A partir de septembre, plusieurs nouvelles actions de sensibilisation et/ou d’accompagnement devraient se mettre en branle. Citons ici quelques exemples.

  • Des ateliers de sensibilisation à la facturation électronique (sous l’égide des fédérations sectorielles)
  • La mise à disposition, via le portail Digital Wallonia, d’outils et de bonnes pratiques en matière d’e-commerce. Destinataires: les PME. Des partenaires, pour une nouvelle série d’actions de sensibilisation et formation, doivent en outre encore être désignés. Un événement sera organisé à plus long terme (courant 2018) “sous une forme restant à déterminer.”
  • Le choix de quelque 500 dossiers parmi les quelque 1.200 qui ont atterri sur le bureau de la Région sur à l’appel à projets pour l’équipement numérique des écoles. Le dossier en était au stade de la signature ministérielle (cabinets Marcourt et Schyns).

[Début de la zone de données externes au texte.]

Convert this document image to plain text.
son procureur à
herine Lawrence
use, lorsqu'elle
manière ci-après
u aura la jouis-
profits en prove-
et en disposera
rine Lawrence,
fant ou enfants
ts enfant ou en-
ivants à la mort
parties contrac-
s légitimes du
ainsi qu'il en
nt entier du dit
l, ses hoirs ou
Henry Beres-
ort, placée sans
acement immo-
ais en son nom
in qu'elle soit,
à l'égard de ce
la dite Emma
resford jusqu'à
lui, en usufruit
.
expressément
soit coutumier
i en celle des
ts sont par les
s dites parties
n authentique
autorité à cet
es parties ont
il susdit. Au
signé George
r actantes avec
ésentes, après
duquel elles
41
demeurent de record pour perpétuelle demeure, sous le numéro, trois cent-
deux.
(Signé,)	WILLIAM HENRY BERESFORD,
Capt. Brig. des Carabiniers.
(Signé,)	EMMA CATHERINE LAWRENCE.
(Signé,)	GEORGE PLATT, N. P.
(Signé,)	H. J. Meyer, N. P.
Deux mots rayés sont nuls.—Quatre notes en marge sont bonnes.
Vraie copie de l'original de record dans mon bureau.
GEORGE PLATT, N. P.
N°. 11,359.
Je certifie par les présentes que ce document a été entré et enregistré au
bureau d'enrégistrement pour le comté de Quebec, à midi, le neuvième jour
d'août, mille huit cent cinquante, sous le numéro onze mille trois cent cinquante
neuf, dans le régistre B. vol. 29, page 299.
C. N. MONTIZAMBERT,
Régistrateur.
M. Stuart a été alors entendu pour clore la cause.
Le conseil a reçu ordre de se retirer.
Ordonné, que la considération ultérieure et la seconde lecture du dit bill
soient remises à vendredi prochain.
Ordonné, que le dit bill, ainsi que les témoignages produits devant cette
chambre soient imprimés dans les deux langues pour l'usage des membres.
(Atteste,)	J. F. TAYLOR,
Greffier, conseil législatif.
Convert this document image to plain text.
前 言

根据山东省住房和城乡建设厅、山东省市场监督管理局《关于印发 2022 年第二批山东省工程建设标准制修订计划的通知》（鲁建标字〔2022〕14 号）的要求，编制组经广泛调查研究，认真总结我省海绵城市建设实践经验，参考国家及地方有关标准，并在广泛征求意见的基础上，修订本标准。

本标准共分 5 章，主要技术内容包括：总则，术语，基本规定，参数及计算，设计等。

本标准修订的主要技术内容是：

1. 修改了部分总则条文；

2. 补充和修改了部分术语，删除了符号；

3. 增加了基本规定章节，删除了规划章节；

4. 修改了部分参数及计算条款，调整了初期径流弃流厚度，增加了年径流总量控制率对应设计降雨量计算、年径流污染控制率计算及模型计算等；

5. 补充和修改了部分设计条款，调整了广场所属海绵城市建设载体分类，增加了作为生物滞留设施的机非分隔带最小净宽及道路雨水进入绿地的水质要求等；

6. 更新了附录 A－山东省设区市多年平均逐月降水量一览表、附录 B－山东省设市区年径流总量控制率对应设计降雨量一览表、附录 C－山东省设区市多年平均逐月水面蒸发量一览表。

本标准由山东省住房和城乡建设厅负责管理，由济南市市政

Le choix devait intervenir en septembre. Ce dossier est donc lui directement impacté par le coup de force du cdH. Pas de décision, pas d’évolution. Les écoles et les élèves apprécieront… Un nouvel appel à projets devait en outre être lancé à l’automne pour la cohorte suivante de 500 écoles bénéficiaires. A suivre donc…
  • Octobre accueillera la deuxième édition de WallCode. Pour rappel, l’année dernière, cette initiative avait permis à quelque 3.500 élèves francophones (essentiellement wallons) du primaire et du secondaire de s’initier à la programmation au travers d’ateliers et d’animations.

Et dans des délais non encore précisés…

Un autre dossier fait l’objet de travaux d’étude, d’analyse, d’évaluation (appelez-le comme vous voulez) depuis quelques trimestres déjà. A savoir, celui d’un pilotage, si possible structuré et pragmatique, de projets et initiatives dans le domaine des “smart cities” (grandes, moyennes ou petites villes).

Confirmation tout d’abord que les thèmes prioritaires ont été définis (le concept de “smart city” recouvrant une multitude d’angles d’attaque potentiels). Il s’agit de l’énergie, de la sécurité, de la gouvernance et de la mobilité.

Au-delà, le principe défendu – reste à le concrétiser – est celui de la mutualisation. Autrement dit, éviter que chaque municipalité, commune, ville, village ne se lance dans une aventure sans s’inspirer de réalisations (positives) existantes. Et tant mieux s’il y a réutilisation et (quasi) copié-collé.

Pour l’instant toutefois, rien de concret, ou de formalisé, n’a encore émergé des travaux de la cellule Smart City. Progresse-t-on? “Les intentions se clarifient”, dit-on à l’AdN, “avec de bonnes chances d’aboutir”. Mais avec encore une grosse inconnue: les moyens. Et là, à nouveau, la chute provoquée du gouvernement implique une mise au frigo de toute décision sur les budgets à allouer.

Deux projets semblaient pourtant progresser, à des rythmes certes divers, sur leur rampe de lancement respective.

D’une part, une “marketplace”, sorte de plate-forme servant à la fois de vitrine et d’espace d’échanges entre villes, entreprises privés et acteurs du financement.

D’autre part, le développement d’un applicatif citoyen du genre Ma Ville en Poche.